I have tried to work with giza++ on window (using Cygwin compiler). I used this code:
//Suppose source language is French and target language is English
plain2snt.out FrenchCorpus.f EnglishCorpus.e
mkcls -c30 -n20 -pFrenchCorpus.f -VFrenchCorpus.f.vcb.classes opt
mkcls -c30 -n20 -pEnglishCorpus.e -VEnglishCorpus.e.vcb.classes opt
snt2cooc.out FrenchCorpus.f.vcb EnglishCorpus.e.vcb FrenchCorpus.f_EnglishCorpus.e.snt >courpuscooc.cooc
GIZA++ -S FrenchCorpus.f.vcb -T EnglishCorpus.e.vcb -C FrenchCorpus.f_EnglishCorpus.e.snt -m1 100 -m2 30 -mh 30 -m3 30 -m4 30 -m5 30 -p1 o.95 -CoocurrenceFile courpuscooc.cooc -o dictionary
But the after getting the output files from giza++ and evaluate output, I observed that the results were too bad.
My evaluation result was:
RECALL = 0.0889
PRECISION = 0.0990
F_MEASURE = 0.0937
AER = 0.9035
Dose any body know the reason? Could the reason be that I have forgotten some parameters or I should change some of them?
in other word:
first I wanted train giza++ by huge amount of data and then test it by small corpus and compare its result by desired alignment(GOLD STANDARD) , but I don't find any document or useful page in web.
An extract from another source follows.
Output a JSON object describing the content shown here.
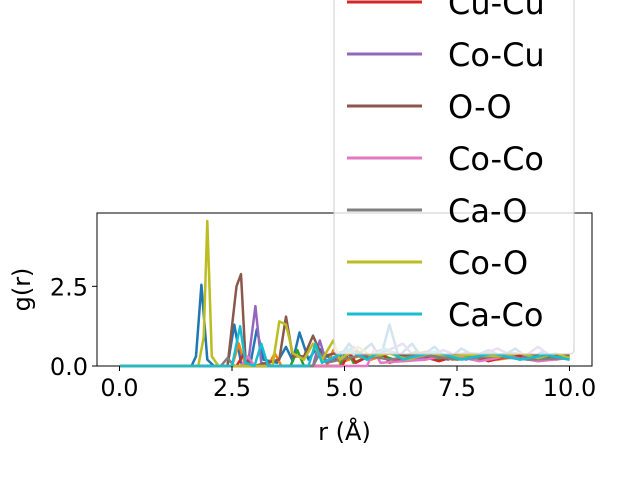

can you introduce useful document?
Therefore I ran it by small courpus (447 sentence) and compared result by desired alignment.do you think this is right way?
Also I changed my code as follows and got better result but It's still not good:
GIZA++ -S testlowsf.f.vcb -T testlowde.e.vcb -C testlowsf.f_testlowde.e.snt -m1 5 -m2 0 -mh 5 -m3 5 -m4 0 -CoocurrenceFile inputcooc.cooc -o dictionary -model1dumpfrequency 1 -model4smoothfactor 0.4 -nodumps 0 -nsmooth 4 -onlyaldumps 1 -p0 0.999 -diagonal yes -final yes
result of evaluation :
// suppose A is result of GIZA++ and G is Gold standard. As and Gs is S link in A And G files. Ap and Gp is p link in A and G files.
RECALL = As intersect Gs/Gs = 0.6295
PRECISION = Ap intersect Gp/A = 0.1090
FMEASURE = (2*PRECISION*RECALL)/(RECALL + PRECISION) = 0.1859
AER = 1 - ((As intersect Gs + Ap intersect Gp)/(A + S)) = 0.7425
Do you know the reason?
Where did you get those parameters? 100 iterations of model1?! Well, if you actually manage to run this, I strongly suspect that you have a very small parallel corpus. If so, you should consider adding more parallel data in training. And how exactly do you calculate the recall and precision measures?
EDIT:
With less than 500 sentences you're unlikely to get any reasonable performance. The usual way to do it is not find a larger (unaligned) parallel corpus, run GIZA++ on both together and then evaluate the small part for which you have the manual alignments. Check Europarl or MultiUN, these are freely available corpora, both contain a relatively large amount of English-French parallel data. The instructions on preparing the data can be found on the websites.